The SERINA-6 trial suggests a paradigm shift: proactively switching from an AI to an oral SERD upon detecting an ESR1 mutation in ctDNA—before clinical or radiographic progression—significantly improves progression-free survival and patient quality of life.
Clinicians currently struggle to decide between an oral SERD or a PAM inhibitor when both ESR1 and PAM pathway mutations are present. Dr. Wander frames this as a temporary problem that will be solved within five years by the arrival of combination therapies featuring next-generation versions of both drug classes, making the choice unnecessary.
While PI3K pathway alterations are linked to a poor prognosis, real-world data provides reassurance for a common clinical dilemma. Patients with co-mutations in both ESR1 and PI3K pathways still achieve significant benefit from elacestrant monotherapy, with progression-free survival (5.2-6.3 months) comparable to the overall population in the pivotal EMERALD trial.
For patients with a PIK3CA mutation who relapse on or shortly after adjuvant endocrine therapy, the INAVO120 trial established a new standard of care. Adding inavolisib to palbociclib and fulvestrant significantly improved overall survival by seven months, providing a potent option for this particularly high-risk, endocrine-resistant population.
Not all mutations are equal. PIK3CA alterations are often present from the start (truncal mutations), indicating a more aggressive cancer. In contrast, ESR1 mutations are typically acquired later as a direct mechanism of resistance to endocrine therapy, making repeat testing after disease progression crucial.
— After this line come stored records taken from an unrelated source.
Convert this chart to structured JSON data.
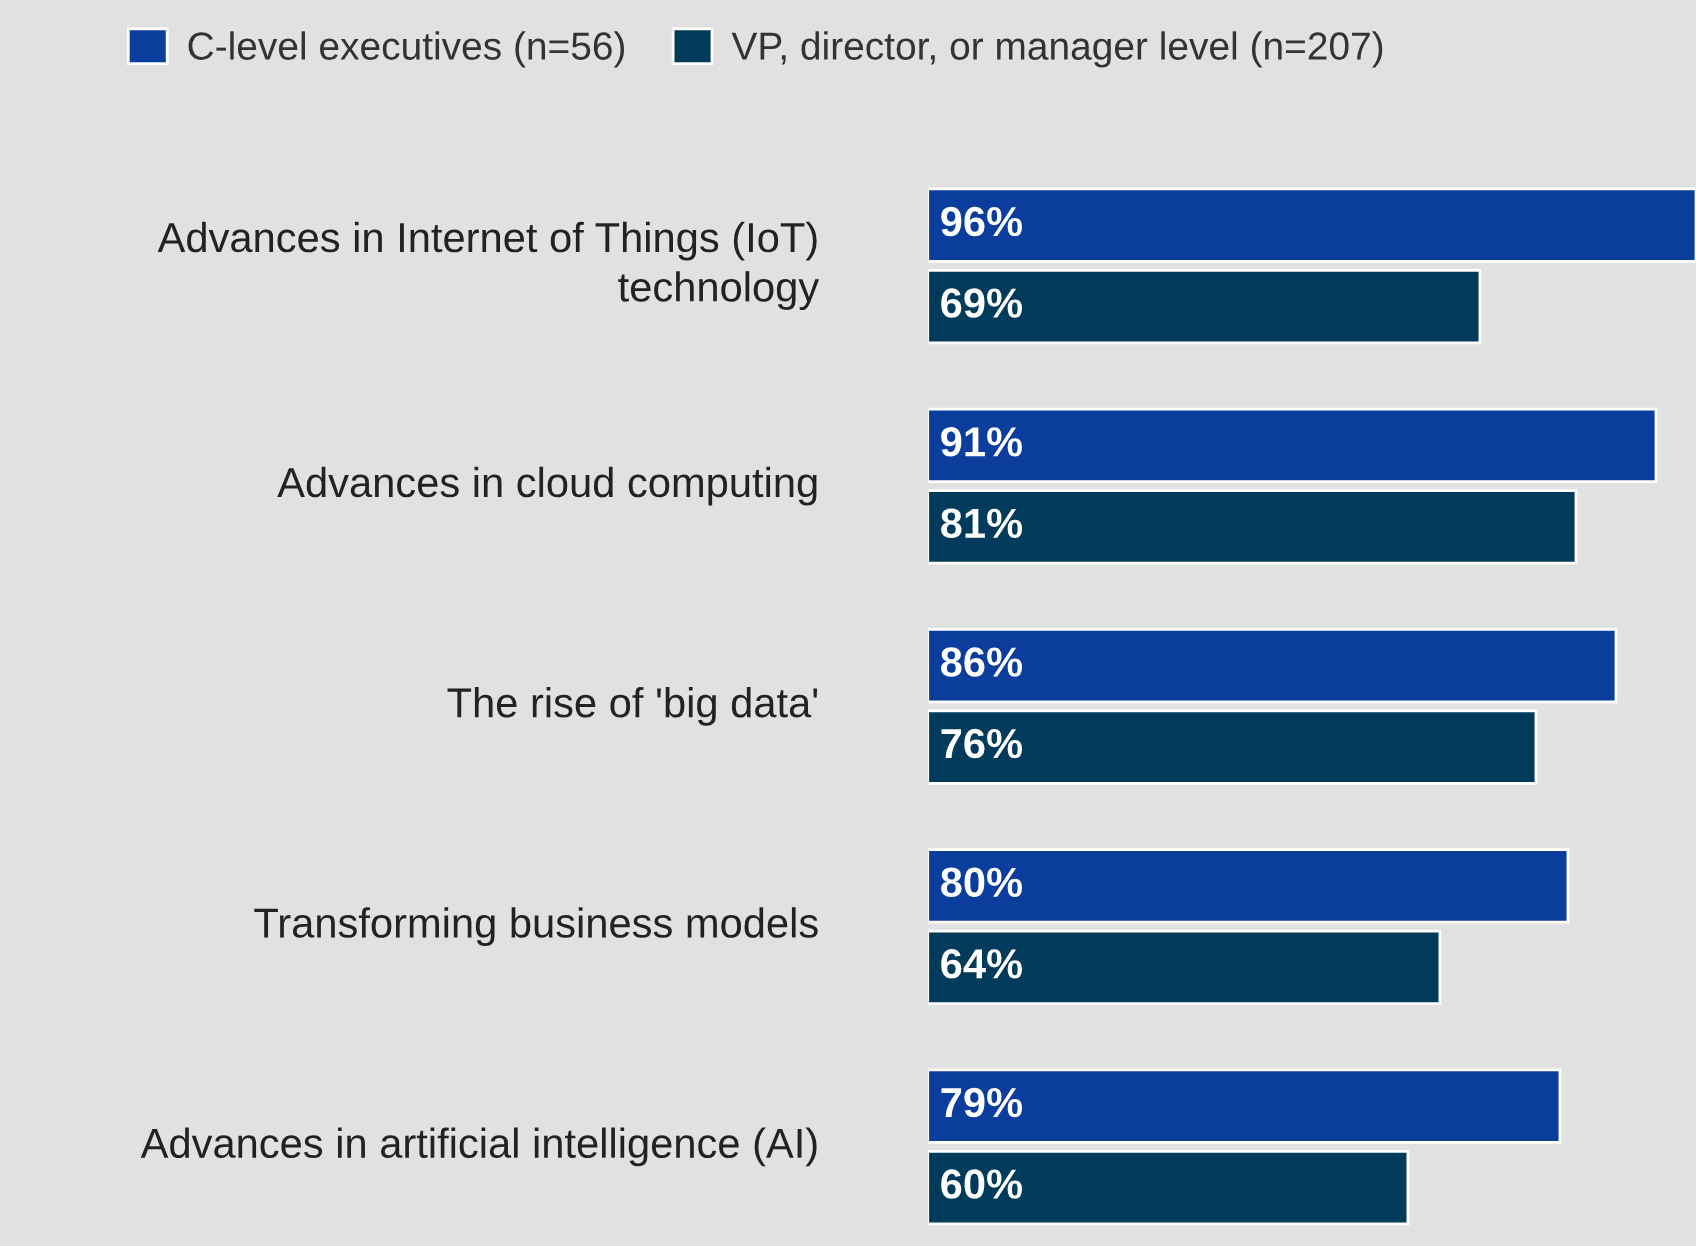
{
  "chart_data": {
    "type": "bar",
    "orientation": "horizontal",
    "categories": [
      "Advances in Internet of Things (IoT) technology",
      "Advances in cloud computing",
      "The rise of 'big data'",
      "Transforming business models",
      "Advances in artificial intelligence (AI)"
    ],
    "series": [
      {
        "name": "C-level executives (n=56)",
        "color": "#0a3d9c",
        "values": [
          96,
          91,
          86,
          80,
          79
        ],
        "value_labels": [
          "96%",
          "91%",
          "86%",
          "80%",
          "79%"
        ]
      },
      {
        "name": "VP, director, or manager level (n=207)",
        "color": "#003b5c",
        "values": [
          69,
          81,
          76,
          64,
          60
        ],
        "value_labels": [
          "69%",
          "81%",
          "76%",
          "64%",
          "60%"
        ]
      }
    ],
    "legend": "top",
    "tick_labels": "y"
  }
}
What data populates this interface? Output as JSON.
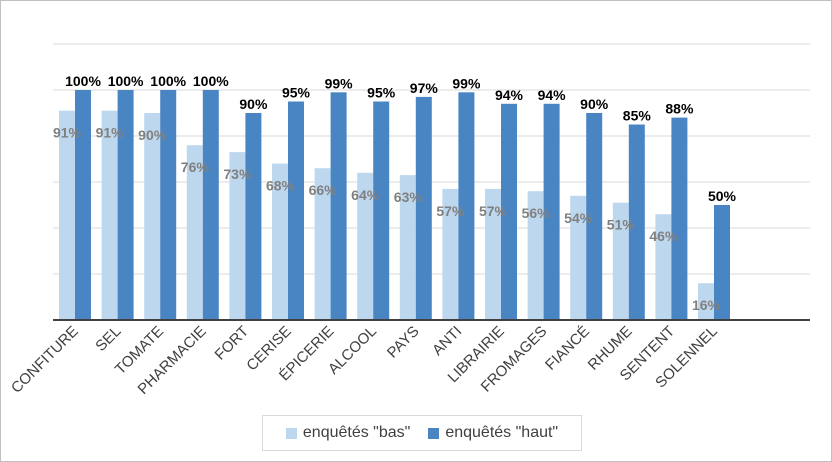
{
  "chart_data": {
    "type": "bar",
    "categories": [
      "CONFITURE",
      "SEL",
      "TOMATE",
      "PHARMACIE",
      "FORT",
      "CERISE",
      "ÉPICERIE",
      "ALCOOL",
      "PAYS",
      "ANTI",
      "LIBRAIRIE",
      "FROMAGES",
      "FIANCÉ",
      "RHUME",
      "SENTENT",
      "SOLENNEL"
    ],
    "series": [
      {
        "name": "enquêtés \"bas\"",
        "color": "#bdd7ee",
        "label_color": "#808080",
        "values": [
          91,
          91,
          90,
          76,
          73,
          68,
          66,
          64,
          63,
          57,
          57,
          56,
          54,
          51,
          46,
          16
        ],
        "labels": [
          "91%",
          "91%",
          "90%",
          "76%",
          "73%",
          "68%",
          "66%",
          "64%",
          "63%",
          "57%",
          "57%",
          "56%",
          "54%",
          "51%",
          "46%",
          "16%"
        ]
      },
      {
        "name": "enquêtés \"haut\"",
        "color": "#4a85c3",
        "label_color": "#000000",
        "values": [
          100,
          100,
          100,
          100,
          90,
          95,
          99,
          95,
          97,
          99,
          94,
          94,
          90,
          85,
          88,
          50
        ],
        "labels": [
          "100%",
          "100%",
          "100%",
          "100%",
          "90%",
          "95%",
          "99%",
          "95%",
          "97%",
          "99%",
          "94%",
          "94%",
          "90%",
          "85%",
          "88%",
          "50%"
        ]
      }
    ],
    "ylim": [
      0,
      120
    ],
    "gridlines": true,
    "legend_position": "bottom"
  }
}
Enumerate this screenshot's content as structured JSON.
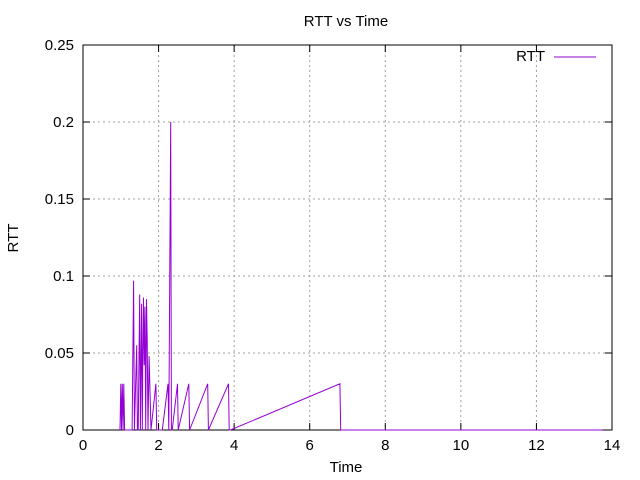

Post-approval studies of the oral SERD elacestrant confirm its clinical benefit in ESR1-mutant breast cancer. However, this real-world evidence also reveals a new insight: patients who have both an ESR1 and a PIK3CA mutation tend to have a shorter time on treatment, suggesting that the PIK3CA mutation may drive resistance to this therapy.
Data from multiple trials (EMERALD, VERITEC-2) reveal that the duration of a patient's response to a prior CDK4/6 inhibitor acts as a key predictive biomarker. Patients who benefited from CDK4/6 inhibitors for longer periods (e.g., >12-18 months) subsequently experienced a significantly greater progression-free survival benefit from oral SERD therapy.
Using a second CDK4/6 inhibitor after progression on a first showed disappointing results in trials like post-MONARCH. However, the EMBER-3 trial's success, combining abemaciclib with the novel SERD imlunestrant, demonstrated robust efficacy. This suggests the choice of endocrine partner is the critical factor for making this sequencing strategy viable.